L'itinéraire a beau indiquer 'Le Monastier-sur-Gazelle - Saint-Jean-du-Gard', la commune gardoise pourrait bien disparaitre du GR70. Arrivée historique du chemin de Stevenson, Saint-Jean-du-Gard pourrait en effet ne plus être rallié par les randonneurs d'ici mars 2027, ce qui mettrait en péril l'intégrité de cet itinéraire historique, emprunté par vingt mille marcheurs par an, mais aussi l'avenir de la commune de 2500 habitants.
Près d'un million d'euros de travaux nécessaires pour protéger des crues
En cause, la déviation du tracé demandée par le Département depuis septembre 2020, suite à des crues du Gardon. L'entretien d'une portion de 2.5 kilomètres entre Pied des Costes et le pont de Camboneral, sujette aux crues, était jugée trop coûteuse. Depuis, l’itinéraire passe par les terres d’une habitante de la commune, qui autorise ce passage jusqu'en mars 2027.
Pour retrouver le tracé historique, un élargissement nécessaire de la route a été chiffré à 844.000 euros, somme que ne souhaiterait pas payer le conseil départemental, titulaire de la compétence 'Voiries'.
Une alternative "trop longue et trop pentue"
Le comité gardois a alors proposé un itinéraire alternatif, rallongeant le parcours de 8 à 10 kilomètres et ajoutant 500 mètres de dénivelé. Ce prolongement passerait par la commune de Peyrolles et longerait la D907 sur 200 mètres avant de la traverser.
Un itinéraire jugé encore plus dangereux et qui pourrait dissuader les randonneurs de rejoindre Saint-Jean-du-Gard, en ralliant directement Alès : "Le risque est que les gens se disent : 'Cette étape de Saint-Jean-du-Gard est trop longue et trop pentue, on va couper court en passant par Mialet", avertit Pierre Aiguillon, maire de la commune.
L'économie et la vie saint-jeannaise en péril
Ce contournement aurait de graves conséquences pour la commune à la vingtaine de restaurants et cinq offres d'hébergements touristiques. 70% des randonneurs concluent leur trajet à Saint-Jean-du-Gard après 272 kilomètres de randonnée, comme le veulent les écrits de Robert-Louis Stevenson, et 35% s'y arrêtent ponctuellement. "Le tracé, du Puy-en-Velay à Alès engendre environ 10 millions d'euros de retombées économiques par an", précise Hubert Pfister, président de l'association Sur le chemin de Robert-Louis Stevenson.
Cette attractivité touristique représente à elle seule 1 million d'euros annuels pour Saint-Jean-du-Gard, sans compter les emplois et activités quotidiennes à l'année qui y sont liés.
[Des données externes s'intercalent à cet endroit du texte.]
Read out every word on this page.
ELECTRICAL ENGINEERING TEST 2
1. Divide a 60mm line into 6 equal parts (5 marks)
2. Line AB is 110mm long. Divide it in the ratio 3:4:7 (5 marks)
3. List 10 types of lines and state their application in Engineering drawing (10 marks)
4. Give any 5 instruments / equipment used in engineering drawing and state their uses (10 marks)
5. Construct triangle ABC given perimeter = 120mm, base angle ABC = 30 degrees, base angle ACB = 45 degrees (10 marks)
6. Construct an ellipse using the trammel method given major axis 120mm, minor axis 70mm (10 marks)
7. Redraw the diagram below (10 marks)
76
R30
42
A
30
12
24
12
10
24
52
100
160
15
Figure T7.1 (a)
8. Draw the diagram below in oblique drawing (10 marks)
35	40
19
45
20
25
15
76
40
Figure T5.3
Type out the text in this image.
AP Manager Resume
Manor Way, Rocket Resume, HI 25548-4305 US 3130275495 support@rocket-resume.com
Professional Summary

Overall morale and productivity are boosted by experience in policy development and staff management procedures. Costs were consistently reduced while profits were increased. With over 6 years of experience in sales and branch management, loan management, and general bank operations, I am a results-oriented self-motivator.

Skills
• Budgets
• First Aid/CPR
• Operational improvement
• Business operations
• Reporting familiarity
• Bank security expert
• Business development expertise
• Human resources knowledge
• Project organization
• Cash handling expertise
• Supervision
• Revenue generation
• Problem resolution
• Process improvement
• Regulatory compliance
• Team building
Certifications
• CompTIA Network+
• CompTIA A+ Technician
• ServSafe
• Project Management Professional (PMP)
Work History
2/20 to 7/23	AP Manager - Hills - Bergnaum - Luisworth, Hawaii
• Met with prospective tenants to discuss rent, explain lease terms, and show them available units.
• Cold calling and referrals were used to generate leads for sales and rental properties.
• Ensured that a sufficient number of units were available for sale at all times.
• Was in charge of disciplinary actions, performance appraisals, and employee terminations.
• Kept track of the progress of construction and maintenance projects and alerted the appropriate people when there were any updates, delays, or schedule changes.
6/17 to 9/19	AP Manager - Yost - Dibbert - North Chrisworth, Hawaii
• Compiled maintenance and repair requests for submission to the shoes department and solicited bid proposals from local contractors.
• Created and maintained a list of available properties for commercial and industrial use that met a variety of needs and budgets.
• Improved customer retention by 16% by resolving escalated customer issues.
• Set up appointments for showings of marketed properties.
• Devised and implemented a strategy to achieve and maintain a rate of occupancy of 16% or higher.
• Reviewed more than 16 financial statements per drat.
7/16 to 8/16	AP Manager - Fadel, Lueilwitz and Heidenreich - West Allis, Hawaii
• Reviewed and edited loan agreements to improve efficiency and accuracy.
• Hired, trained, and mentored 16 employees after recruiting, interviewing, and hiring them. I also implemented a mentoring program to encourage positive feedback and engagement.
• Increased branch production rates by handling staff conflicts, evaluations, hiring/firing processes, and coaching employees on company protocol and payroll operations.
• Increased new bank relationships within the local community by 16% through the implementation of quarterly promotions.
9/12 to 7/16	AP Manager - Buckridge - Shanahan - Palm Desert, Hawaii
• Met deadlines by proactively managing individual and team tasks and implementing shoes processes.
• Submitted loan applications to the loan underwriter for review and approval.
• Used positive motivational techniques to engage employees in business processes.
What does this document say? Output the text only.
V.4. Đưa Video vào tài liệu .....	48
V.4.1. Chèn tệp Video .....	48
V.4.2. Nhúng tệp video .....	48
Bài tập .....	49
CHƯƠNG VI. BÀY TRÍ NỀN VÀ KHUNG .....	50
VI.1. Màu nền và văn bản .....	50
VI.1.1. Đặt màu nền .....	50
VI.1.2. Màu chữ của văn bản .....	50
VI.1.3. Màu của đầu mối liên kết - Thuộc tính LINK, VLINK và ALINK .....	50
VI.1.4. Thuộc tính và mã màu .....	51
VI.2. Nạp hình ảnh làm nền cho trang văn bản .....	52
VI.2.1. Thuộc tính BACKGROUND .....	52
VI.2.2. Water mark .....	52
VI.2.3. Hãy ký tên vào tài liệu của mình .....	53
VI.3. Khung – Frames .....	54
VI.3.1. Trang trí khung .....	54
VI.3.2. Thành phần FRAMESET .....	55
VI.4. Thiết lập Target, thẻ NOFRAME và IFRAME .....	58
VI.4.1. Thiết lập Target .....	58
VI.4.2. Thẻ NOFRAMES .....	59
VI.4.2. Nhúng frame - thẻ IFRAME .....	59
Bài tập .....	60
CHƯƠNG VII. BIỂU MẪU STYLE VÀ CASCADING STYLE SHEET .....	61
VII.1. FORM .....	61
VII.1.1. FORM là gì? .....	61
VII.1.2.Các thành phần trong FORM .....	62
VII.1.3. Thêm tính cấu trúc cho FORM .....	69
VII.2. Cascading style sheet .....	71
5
Une somme donc "sous-estimée" pour les acteurs de la vie touristique, à l'initiative d'une pétition : "Les randonneurs représentent 40% de la clientèle hôtelière, donc ce serait catastrophique ! Des emplois, à l'année et saisonniers, et commerces en dépendent. Il pourrait y avoir un terrible effet domino", prévient une gérante, pointant du doigt la boutique 'Saint-Jean sports', spécialisée en vêtements de randonnée.
Un pôle touristique en préparation
Cette boutique se trouve d'ailleurs devant l'ancienne quincaillerie Bordarier, commerce historique des Cévennes, dont les locaux ont été rachetés par la municipalité pour en faire un "pôle touristique de la randonnée".
Entre la mairie, l'office de tourisme et à quelques mètres de la pierre immortalisant le voyage de Stevenson, le pôle devrait accueillir un 'Café rando' et des associations spécialisées. Acquisition et travaux cumulés, l'addition revient à 240.000 euros pour la municipalité, à la recherche de financements des autres collectivités, tant pour le tracé que pour ce pôle.
Qui mettra la main à la poche ?
Pour la région, Jean-Luc Gibelin "ne dévalorise pas le projet" et se dit "convaincu qu'il y a un intérêt à soutenir cette initiative", car "les sentiers ont une histoire, il est important de les respecter". Le vice-président en charge des 'Mobilités pour tous', évoque un "éventail de financements disponibles", mais voudrait une "cohérence des actions avec le département".
Ce dernier est gestionnaire des routes, mais la région et l'Agglo supervisent le tourisme, tandis que l'Europe gère les plans de financement. Un mille-feuille administratif et financier pour la commune, qui a déjà vu ses aides au financement de sa future école chuter de 70 à 32%.